Liver transplant teenager Meadhbh McGivern is relatively stable in intensive care after undergoing 12 hour surgery, her father said.
Joe McGivern said medics had warned the operation was very challenging after it lasted several hours longer than had been anticipated.
“Meadhbh can be described as relatively stable considering the length of time she was in surgery,” he said.
The 14-year-old from Ballinamore, Co Leitrim is being cared for in the intensive care unit at King’s College Hospital London and is on a ventilator and heavily sedated. She is expected to remain in hospital for up to six weeks.
Consultants will decide over the next 24 to 48 hours how to reduce medication and whether she can be brought out of intensive care.
It is understood the operation at King’s College Hospital lasted around 12 hours, about four hours longer than expected by Mr McGivern and his wife Assumpta.
“Five to eight hours is the usual timeframe for that surgery.

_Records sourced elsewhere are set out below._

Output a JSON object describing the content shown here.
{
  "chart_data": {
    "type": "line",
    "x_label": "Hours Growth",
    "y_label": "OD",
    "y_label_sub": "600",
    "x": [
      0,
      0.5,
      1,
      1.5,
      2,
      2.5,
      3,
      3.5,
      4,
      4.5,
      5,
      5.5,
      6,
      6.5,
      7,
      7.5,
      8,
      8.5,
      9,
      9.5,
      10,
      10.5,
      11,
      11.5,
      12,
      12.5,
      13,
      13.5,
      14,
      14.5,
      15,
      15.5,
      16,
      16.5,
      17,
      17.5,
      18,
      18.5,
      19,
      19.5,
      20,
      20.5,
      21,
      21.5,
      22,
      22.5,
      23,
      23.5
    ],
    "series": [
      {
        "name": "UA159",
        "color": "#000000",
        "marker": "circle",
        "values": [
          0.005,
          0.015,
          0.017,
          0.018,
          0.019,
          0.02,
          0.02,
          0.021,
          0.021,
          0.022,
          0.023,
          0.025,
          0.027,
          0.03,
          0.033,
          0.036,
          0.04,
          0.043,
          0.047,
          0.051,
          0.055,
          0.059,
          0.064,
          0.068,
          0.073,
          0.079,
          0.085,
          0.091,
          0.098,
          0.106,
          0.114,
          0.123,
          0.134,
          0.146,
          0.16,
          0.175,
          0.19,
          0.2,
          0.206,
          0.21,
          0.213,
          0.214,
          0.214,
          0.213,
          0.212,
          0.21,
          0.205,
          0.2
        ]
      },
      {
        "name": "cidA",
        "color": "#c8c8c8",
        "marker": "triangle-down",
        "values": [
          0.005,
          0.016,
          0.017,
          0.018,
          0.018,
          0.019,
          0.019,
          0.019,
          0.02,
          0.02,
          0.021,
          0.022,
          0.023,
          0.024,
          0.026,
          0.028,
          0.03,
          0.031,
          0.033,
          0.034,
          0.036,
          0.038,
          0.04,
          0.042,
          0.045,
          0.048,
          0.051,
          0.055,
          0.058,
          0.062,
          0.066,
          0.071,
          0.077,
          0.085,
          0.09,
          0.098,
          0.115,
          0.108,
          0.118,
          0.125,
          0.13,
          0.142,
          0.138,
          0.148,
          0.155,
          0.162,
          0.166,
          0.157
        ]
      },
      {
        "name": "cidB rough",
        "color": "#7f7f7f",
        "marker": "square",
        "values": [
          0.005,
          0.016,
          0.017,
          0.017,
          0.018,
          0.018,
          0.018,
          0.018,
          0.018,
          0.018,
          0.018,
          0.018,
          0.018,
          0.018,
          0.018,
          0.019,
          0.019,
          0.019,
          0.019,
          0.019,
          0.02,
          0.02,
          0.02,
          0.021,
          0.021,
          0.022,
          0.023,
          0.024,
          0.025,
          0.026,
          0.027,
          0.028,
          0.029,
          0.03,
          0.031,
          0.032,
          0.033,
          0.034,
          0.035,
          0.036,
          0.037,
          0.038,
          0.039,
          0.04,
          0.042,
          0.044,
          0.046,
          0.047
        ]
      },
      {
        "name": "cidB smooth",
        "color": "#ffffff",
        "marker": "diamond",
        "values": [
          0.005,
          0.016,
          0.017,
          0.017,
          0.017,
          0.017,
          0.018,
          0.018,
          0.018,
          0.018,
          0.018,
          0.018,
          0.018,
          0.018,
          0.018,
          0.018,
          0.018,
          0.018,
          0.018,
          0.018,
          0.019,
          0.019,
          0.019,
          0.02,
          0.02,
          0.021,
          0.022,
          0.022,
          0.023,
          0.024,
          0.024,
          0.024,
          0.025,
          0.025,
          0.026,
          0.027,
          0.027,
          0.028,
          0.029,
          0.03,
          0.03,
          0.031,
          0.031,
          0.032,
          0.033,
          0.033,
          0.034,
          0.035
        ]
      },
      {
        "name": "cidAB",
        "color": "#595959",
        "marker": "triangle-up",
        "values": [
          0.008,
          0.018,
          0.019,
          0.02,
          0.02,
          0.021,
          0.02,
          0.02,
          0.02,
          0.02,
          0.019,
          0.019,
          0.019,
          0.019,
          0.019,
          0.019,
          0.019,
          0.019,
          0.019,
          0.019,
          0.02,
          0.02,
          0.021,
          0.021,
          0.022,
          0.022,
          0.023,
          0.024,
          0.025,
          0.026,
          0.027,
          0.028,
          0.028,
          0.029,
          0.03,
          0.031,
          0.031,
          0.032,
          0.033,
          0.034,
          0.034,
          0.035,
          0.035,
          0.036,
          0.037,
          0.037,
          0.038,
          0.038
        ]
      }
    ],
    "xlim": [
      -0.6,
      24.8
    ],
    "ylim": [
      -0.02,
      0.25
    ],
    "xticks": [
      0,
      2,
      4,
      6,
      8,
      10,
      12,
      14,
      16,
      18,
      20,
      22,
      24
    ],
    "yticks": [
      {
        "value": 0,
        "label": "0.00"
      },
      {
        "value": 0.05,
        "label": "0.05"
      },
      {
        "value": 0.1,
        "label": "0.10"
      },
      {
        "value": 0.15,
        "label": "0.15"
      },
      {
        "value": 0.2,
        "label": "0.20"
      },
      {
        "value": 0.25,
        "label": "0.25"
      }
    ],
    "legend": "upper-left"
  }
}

I suppose really as the time began to wear on we began to get more anxious, as you’d imagine,” he said. “Needless to say all sorts of things are running through your mind but you know that she was in their hands and she was in good hands.

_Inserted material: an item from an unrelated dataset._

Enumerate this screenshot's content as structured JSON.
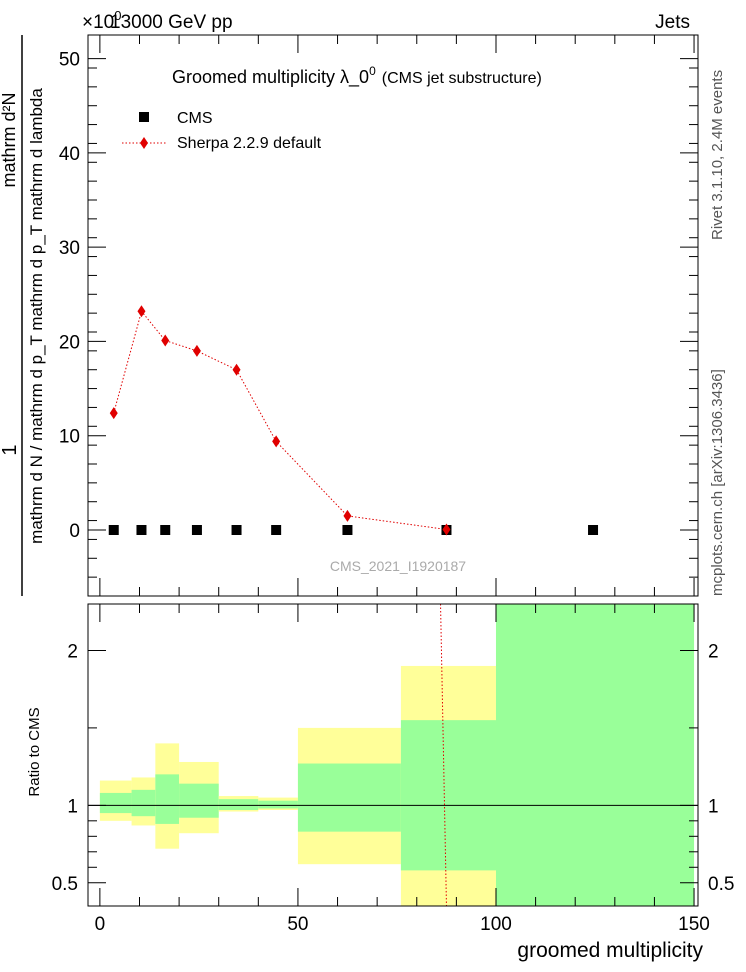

“Thankfully, we have got the outcome that we have always hoped for Meadhbh,” Mr McGivern told RTÉ Radio.
Meadhbh, who missed a liver transplant operation earlier this summer because of botched transport plans, was flown out late on Wednesday night by the Air Corps after being offered a viable organ for the second time in three months.
The family were updated on the hour yesterday as the surgery continued.

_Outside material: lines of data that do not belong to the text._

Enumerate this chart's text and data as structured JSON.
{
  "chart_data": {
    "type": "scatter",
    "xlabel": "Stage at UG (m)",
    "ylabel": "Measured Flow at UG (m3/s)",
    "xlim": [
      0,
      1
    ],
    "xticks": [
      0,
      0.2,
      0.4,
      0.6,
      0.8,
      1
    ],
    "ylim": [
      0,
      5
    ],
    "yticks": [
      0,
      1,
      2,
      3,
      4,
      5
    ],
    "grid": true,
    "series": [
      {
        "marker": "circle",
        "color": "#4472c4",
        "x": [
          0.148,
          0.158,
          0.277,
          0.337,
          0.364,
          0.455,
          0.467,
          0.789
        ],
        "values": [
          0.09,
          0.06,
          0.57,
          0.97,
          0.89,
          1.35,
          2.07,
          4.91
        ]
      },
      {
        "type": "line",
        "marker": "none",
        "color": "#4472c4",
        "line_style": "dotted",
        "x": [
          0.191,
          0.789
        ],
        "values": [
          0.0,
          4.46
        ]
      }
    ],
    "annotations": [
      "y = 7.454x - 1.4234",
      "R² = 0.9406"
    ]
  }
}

A spokesman for King’s confirmed Meadhbh was in a stable condition in the paediatric intensive care unit. “As expected, it was a difficult and challenging operation,” he said. “However the liver has now been transplanted and Meadhbh is out of theatre.”
Meadhbh’s condition, a progressive liver disease, worsened last week and she was in Our Lady’s Children’s Hospital in Crumlin, Dublin, for nine days.
Meadhbh missed the offer of a liver transplant in July after a breakdown in communications in arranging rapid air ambulance transport.